Why do a joint venture when you could sub-contract?Submitted by Gerrit Davids
We are receiving weekly enquiries from bidders as to how to go about forming a joint venture and which partner’s details must be inserted on the tender forms, etc.
Upon closer assessment, we would advise these bidders to rather consider subcontracting, than forming a joint venture.
Ordinary course, of business type of sub-contracting, is where you would, in any case, procure the services of painters, plumbers, electricians, air-conditioning companies, etc.; to execute a specific part of a tender, since they are not suppliers but service providers and the best route to follow, would be, to do just that, i.e., sub-contracting and not considering forming a joint venture.
In the public sector tendering ecosystem, we find different types of subcontracting, e.g., where the organ of state instructs all bidders to subcontract a minimum of 30% of the tender value to specific “designated groups”, which are either an Exempted Micro Enterprise (EME) or a Qualifying Small Enterprise (QSE), which has a Level 2 B-BBBEE status and, which are black and either youth, disabled, woman, living in rural areas or military veterans, etc.
When it comes to the ordinary course of business subcontracting, bidders in tenders are restricted, as to how much of the tender value, they may outsource and may not exceed the limitation set by the Preferential Procurement Policy Framework Act Regulations of 2017 (PPPFA), and if they do, they will not be allocated points for their B-BBEE certificate and relevant status, for that matter.
In the case of joint ventures, which is primarily used, where two or more bidders, are pooling their expertise, to jointly execute a tender, the legislative requirements are totally different from that of sub-contracting.
With a joint venture under the Generic B-BBEE Codes, a specific formula is used to determine the status of the “new entity”, in terms of each member’s own B-BBEE Status, black ownership, black female ownership and the contribution of each member in terms of executing the contract.

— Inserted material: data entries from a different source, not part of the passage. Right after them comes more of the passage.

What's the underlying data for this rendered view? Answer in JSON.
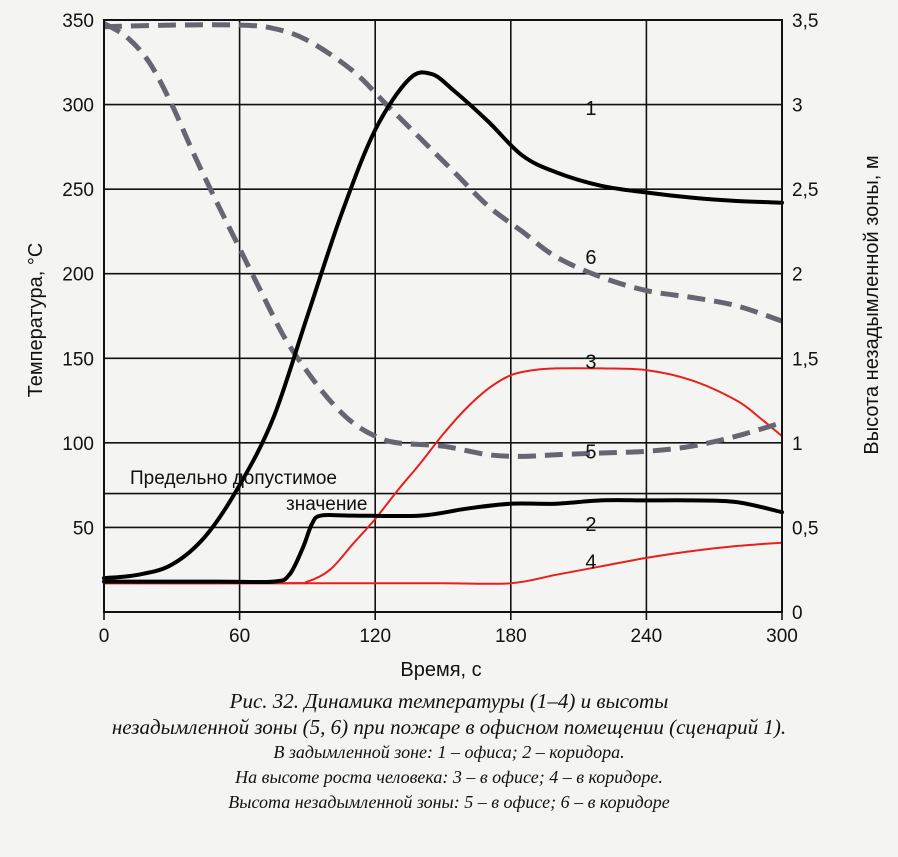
{
  "chart_data": {
    "type": "line",
    "xlabel": "Время, с",
    "ylabel_left": "Температура, °С",
    "ylabel_right": "Высота незадымленной зоны, м",
    "xlim": [
      0,
      300
    ],
    "ylim_left": [
      0,
      350
    ],
    "ylim_right": [
      0,
      3.5
    ],
    "x_ticks": [
      "0",
      "60",
      "120",
      "180",
      "240",
      "300"
    ],
    "y_left_ticks": [
      "50",
      "100",
      "150",
      "200",
      "250",
      "300",
      "350"
    ],
    "y_right_ticks": [
      "0",
      "0,5",
      "1",
      "1,5",
      "2",
      "2,5",
      "3",
      "3,5"
    ],
    "grid": true,
    "threshold": {
      "value": 70,
      "label_line1": "Предельно допустимое",
      "label_line2": "значение"
    },
    "series": [
      {
        "name": "1",
        "axis": "left",
        "color": "#000000",
        "style": "solid",
        "width": 4,
        "label": {
          "x": 213,
          "y": 298
        },
        "points": [
          [
            0,
            20
          ],
          [
            15,
            22
          ],
          [
            30,
            28
          ],
          [
            45,
            45
          ],
          [
            60,
            75
          ],
          [
            75,
            115
          ],
          [
            90,
            175
          ],
          [
            105,
            235
          ],
          [
            120,
            285
          ],
          [
            135,
            315
          ],
          [
            145,
            318
          ],
          [
            155,
            308
          ],
          [
            170,
            290
          ],
          [
            185,
            270
          ],
          [
            200,
            260
          ],
          [
            220,
            252
          ],
          [
            240,
            248
          ],
          [
            260,
            245
          ],
          [
            280,
            243
          ],
          [
            300,
            242
          ]
        ]
      },
      {
        "name": "2",
        "axis": "left",
        "color": "#000000",
        "style": "solid",
        "width": 4,
        "label": {
          "x": 213,
          "y": 52
        },
        "points": [
          [
            0,
            18
          ],
          [
            50,
            18
          ],
          [
            75,
            18
          ],
          [
            82,
            22
          ],
          [
            88,
            38
          ],
          [
            92,
            52
          ],
          [
            96,
            57
          ],
          [
            110,
            57
          ],
          [
            140,
            57
          ],
          [
            160,
            61
          ],
          [
            180,
            64
          ],
          [
            200,
            64
          ],
          [
            220,
            66
          ],
          [
            240,
            66
          ],
          [
            260,
            66
          ],
          [
            280,
            65
          ],
          [
            300,
            59
          ]
        ]
      },
      {
        "name": "3",
        "axis": "left",
        "color": "#e8201c",
        "style": "solid",
        "width": 2,
        "label": {
          "x": 213,
          "y": 148
        },
        "points": [
          [
            0,
            17
          ],
          [
            80,
            17
          ],
          [
            90,
            18
          ],
          [
            100,
            25
          ],
          [
            110,
            40
          ],
          [
            120,
            55
          ],
          [
            130,
            72
          ],
          [
            140,
            88
          ],
          [
            150,
            105
          ],
          [
            160,
            120
          ],
          [
            170,
            132
          ],
          [
            180,
            140
          ],
          [
            190,
            143
          ],
          [
            200,
            144
          ],
          [
            220,
            144
          ],
          [
            240,
            143
          ],
          [
            260,
            137
          ],
          [
            280,
            125
          ],
          [
            290,
            115
          ],
          [
            300,
            104
          ]
        ]
      },
      {
        "name": "4",
        "axis": "left",
        "color": "#e8201c",
        "style": "solid",
        "width": 2,
        "label": {
          "x": 213,
          "y": 30
        },
        "points": [
          [
            0,
            17
          ],
          [
            100,
            17
          ],
          [
            150,
            17
          ],
          [
            180,
            17
          ],
          [
            200,
            22
          ],
          [
            220,
            27
          ],
          [
            240,
            32
          ],
          [
            260,
            36
          ],
          [
            280,
            39
          ],
          [
            300,
            41
          ]
        ]
      },
      {
        "name": "5",
        "axis": "right",
        "color": "#666670",
        "style": "dashed",
        "width": 5,
        "label": {
          "x": 213,
          "y": 0.95
        },
        "points": [
          [
            0,
            3.48
          ],
          [
            10,
            3.4
          ],
          [
            20,
            3.25
          ],
          [
            30,
            3.0
          ],
          [
            40,
            2.7
          ],
          [
            50,
            2.42
          ],
          [
            60,
            2.15
          ],
          [
            70,
            1.88
          ],
          [
            80,
            1.62
          ],
          [
            90,
            1.42
          ],
          [
            100,
            1.25
          ],
          [
            110,
            1.12
          ],
          [
            120,
            1.04
          ],
          [
            130,
            1.0
          ],
          [
            150,
            0.98
          ],
          [
            170,
            0.93
          ],
          [
            185,
            0.92
          ],
          [
            200,
            0.93
          ],
          [
            220,
            0.94
          ],
          [
            240,
            0.95
          ],
          [
            260,
            0.98
          ],
          [
            280,
            1.04
          ],
          [
            300,
            1.12
          ]
        ]
      },
      {
        "name": "6",
        "axis": "right",
        "color": "#666670",
        "style": "dashed",
        "width": 5,
        "label": {
          "x": 213,
          "y": 2.1
        },
        "points": [
          [
            0,
            3.46
          ],
          [
            30,
            3.47
          ],
          [
            60,
            3.47
          ],
          [
            75,
            3.45
          ],
          [
            90,
            3.38
          ],
          [
            110,
            3.2
          ],
          [
            125,
            3.0
          ],
          [
            140,
            2.8
          ],
          [
            155,
            2.6
          ],
          [
            170,
            2.4
          ],
          [
            185,
            2.25
          ],
          [
            200,
            2.1
          ],
          [
            220,
            1.98
          ],
          [
            240,
            1.9
          ],
          [
            260,
            1.86
          ],
          [
            280,
            1.81
          ],
          [
            300,
            1.72
          ]
        ]
      }
    ]
  },
  "caption": {
    "title_line1": "Рис. 32. Динамика температуры (1–4) и высоты",
    "title_line2": "незадымленной зоны (5, 6) при пожаре в офисном помещении (сценарий 1).",
    "line3": "В задымленной зоне: 1 – офиса; 2 – коридора.",
    "line4": "На высоте роста человека: 3 – в офисе; 4 – в коридоре.",
    "line5": "Высота незадымленной зоны: 5 – в офисе; 6 – в коридоре"
  }
}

Also, the joint venture certificate of the “new entity” is required to claim B-BBEE points, either under the 80-20- and 90-10-point systems, respectively and not the respective certificates of each member to the joint venture.
According to Gerrit Davids, Lead Advisor at TaranisCo Advisory, tendering agency, “In essence, if a joint venture is not correctly structured in terms of the applicable legislation, then tendering for government contracts will be an exercise in futility, with a bid having no chance to be considered for award.”

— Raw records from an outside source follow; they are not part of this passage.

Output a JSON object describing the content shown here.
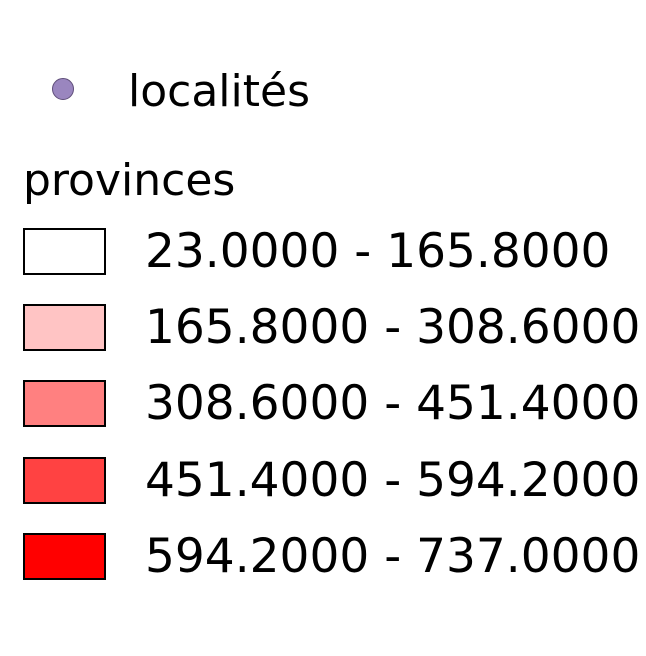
{
  "legend": {
    "point_layer": {
      "label": "localités",
      "symbol_color": "#9a86bf",
      "symbol_shape": "circle"
    },
    "polygon_layer": {
      "title": "provinces",
      "classes": [
        {
          "label": "23.0000 - 165.8000",
          "color": "#ffffff"
        },
        {
          "label": "165.8000 - 308.6000",
          "color": "#ffc4c4"
        },
        {
          "label": "308.6000 - 451.4000",
          "color": "#ff8080"
        },
        {
          "label": "451.4000 - 594.2000",
          "color": "#ff4242"
        },
        {
          "label": "594.2000 - 737.0000",
          "color": "#ff0000"
        }
      ]
    }
  }
}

“Bidders are in many instances, submitting tenders as joint ventures and it would have been better if they had gone the sub-contracting route, which only requires proof of arrangement between the principal bidder and the sub-contractor, whereas, with joint ventures, it will cost thousands of Rand, to obtain a B-BBEE Certificate for the “new entity”, says Davids.
Davids said, “However, bidders must clearly know the rules of tendering in order to assess whether a joint venture or sub-contracting will be the most feasible option since a specific tender could instruct that subcontracting must be applied, irrespective whether parties have formed a joint venture or not.”